I think "Burnt" in Philly should tell her in-laws they have been busted. There is no way anyone should have to put up with that nonsense and because they are her in-laws it is presumed they will be a part of her life for a very long time. And after telling them they are busted she should inform them that since they prefer to not eat her cooking, all family meals will be taken at their house from now on. They get to eat food they know they like and Burnt doesn’t have the mess at her house. It’s a win-win and it would serve the in-laws right for being so rude.
why on earth would a "holy roller" English teacher ban books written by one of the premier Christian authors of the 20th Century? His most famous work came about as a result of his attempt to prove that God didn’t exist, and he couldn’t make that work in his head.
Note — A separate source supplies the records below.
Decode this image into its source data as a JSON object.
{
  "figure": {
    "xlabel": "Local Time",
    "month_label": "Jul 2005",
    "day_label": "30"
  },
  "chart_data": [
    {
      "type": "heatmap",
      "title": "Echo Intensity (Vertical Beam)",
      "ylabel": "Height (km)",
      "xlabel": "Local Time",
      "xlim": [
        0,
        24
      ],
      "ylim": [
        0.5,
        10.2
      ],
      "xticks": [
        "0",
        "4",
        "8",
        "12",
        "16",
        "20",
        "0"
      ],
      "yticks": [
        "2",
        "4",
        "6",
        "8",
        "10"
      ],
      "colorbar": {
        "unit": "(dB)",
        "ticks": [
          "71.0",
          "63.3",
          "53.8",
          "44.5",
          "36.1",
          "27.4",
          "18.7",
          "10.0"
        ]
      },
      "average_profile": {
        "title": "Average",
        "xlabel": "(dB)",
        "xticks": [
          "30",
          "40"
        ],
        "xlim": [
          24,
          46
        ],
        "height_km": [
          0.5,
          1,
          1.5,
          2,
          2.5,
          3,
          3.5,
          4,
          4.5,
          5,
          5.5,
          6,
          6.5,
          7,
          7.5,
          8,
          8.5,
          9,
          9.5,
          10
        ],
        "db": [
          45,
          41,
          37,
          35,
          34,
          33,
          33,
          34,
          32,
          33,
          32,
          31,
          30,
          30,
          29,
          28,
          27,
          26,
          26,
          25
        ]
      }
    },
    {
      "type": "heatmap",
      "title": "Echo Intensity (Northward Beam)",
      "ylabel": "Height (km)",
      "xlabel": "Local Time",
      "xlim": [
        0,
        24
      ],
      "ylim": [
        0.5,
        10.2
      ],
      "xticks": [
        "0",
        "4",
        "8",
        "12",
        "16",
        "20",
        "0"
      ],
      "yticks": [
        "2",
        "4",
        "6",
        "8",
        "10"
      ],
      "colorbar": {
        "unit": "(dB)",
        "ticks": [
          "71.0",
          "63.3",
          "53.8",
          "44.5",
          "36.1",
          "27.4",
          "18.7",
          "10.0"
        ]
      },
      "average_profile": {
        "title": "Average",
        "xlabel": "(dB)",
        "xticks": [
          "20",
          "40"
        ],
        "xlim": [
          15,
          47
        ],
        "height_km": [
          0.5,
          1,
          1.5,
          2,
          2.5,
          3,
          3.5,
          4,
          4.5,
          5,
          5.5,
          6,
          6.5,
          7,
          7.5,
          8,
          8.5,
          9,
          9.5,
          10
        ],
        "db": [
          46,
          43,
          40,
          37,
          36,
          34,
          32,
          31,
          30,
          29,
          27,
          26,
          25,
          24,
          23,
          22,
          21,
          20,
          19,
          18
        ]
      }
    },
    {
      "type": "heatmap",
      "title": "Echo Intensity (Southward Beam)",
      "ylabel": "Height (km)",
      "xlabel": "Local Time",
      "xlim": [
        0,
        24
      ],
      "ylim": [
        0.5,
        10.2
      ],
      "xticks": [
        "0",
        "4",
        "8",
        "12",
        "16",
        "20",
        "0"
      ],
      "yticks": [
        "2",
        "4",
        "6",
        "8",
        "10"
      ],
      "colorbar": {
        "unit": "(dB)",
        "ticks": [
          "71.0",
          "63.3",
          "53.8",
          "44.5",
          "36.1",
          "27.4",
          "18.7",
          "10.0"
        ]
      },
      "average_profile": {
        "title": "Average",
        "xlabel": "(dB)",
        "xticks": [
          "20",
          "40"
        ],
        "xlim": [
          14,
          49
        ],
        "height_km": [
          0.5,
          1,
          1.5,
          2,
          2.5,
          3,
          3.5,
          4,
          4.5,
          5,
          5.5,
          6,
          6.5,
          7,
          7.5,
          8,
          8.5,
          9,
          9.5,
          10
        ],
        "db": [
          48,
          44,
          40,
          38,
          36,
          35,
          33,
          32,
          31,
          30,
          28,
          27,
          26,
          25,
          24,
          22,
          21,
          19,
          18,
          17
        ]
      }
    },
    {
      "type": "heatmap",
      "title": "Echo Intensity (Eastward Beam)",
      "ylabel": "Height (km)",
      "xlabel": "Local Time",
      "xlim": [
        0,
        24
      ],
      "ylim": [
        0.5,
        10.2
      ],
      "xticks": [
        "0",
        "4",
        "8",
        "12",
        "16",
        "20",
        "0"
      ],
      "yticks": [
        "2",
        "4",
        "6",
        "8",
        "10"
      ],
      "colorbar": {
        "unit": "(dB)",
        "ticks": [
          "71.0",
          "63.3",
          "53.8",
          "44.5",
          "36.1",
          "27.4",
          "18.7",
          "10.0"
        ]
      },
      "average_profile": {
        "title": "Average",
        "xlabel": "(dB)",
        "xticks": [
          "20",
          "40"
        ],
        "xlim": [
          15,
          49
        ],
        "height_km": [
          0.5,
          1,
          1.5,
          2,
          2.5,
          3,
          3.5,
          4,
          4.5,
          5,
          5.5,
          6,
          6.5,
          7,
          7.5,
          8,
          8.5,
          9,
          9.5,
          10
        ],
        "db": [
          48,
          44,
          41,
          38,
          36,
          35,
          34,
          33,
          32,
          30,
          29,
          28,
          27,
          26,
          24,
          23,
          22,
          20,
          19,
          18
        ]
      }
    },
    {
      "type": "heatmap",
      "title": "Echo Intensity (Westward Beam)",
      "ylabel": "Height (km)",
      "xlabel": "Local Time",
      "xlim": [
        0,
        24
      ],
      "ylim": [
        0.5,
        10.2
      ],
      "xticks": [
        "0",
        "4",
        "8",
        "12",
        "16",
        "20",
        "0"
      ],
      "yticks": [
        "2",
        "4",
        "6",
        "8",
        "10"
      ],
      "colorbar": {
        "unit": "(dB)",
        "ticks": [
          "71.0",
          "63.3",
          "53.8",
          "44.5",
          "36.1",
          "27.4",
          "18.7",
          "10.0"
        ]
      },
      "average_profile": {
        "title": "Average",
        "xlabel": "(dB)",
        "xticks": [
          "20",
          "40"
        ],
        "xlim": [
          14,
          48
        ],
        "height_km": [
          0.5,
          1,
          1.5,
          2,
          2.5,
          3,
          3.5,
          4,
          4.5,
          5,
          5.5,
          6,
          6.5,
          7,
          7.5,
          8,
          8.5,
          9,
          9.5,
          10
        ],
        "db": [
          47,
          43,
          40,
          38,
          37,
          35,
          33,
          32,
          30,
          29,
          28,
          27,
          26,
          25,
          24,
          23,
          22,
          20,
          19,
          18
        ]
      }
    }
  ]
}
that’s the dumbest thing I’ve ever heard. (please understand, commenter that I am not disbelieving your comment, I’m making a comment on the fact that the teacher obviously had absolutely NO idea whom she was banning from her classroom.)
C.S. Lewis wrote Mere Christianity and many other Christian books. The Chronicles of Narnia were written as an introduction of the story of Jesus (as well as some mythology and such for good measure, which might be the reason for the teacher’s banning?) for children. you’d think a "holy roller" would be excited to have something like that allowed in his or her classroom.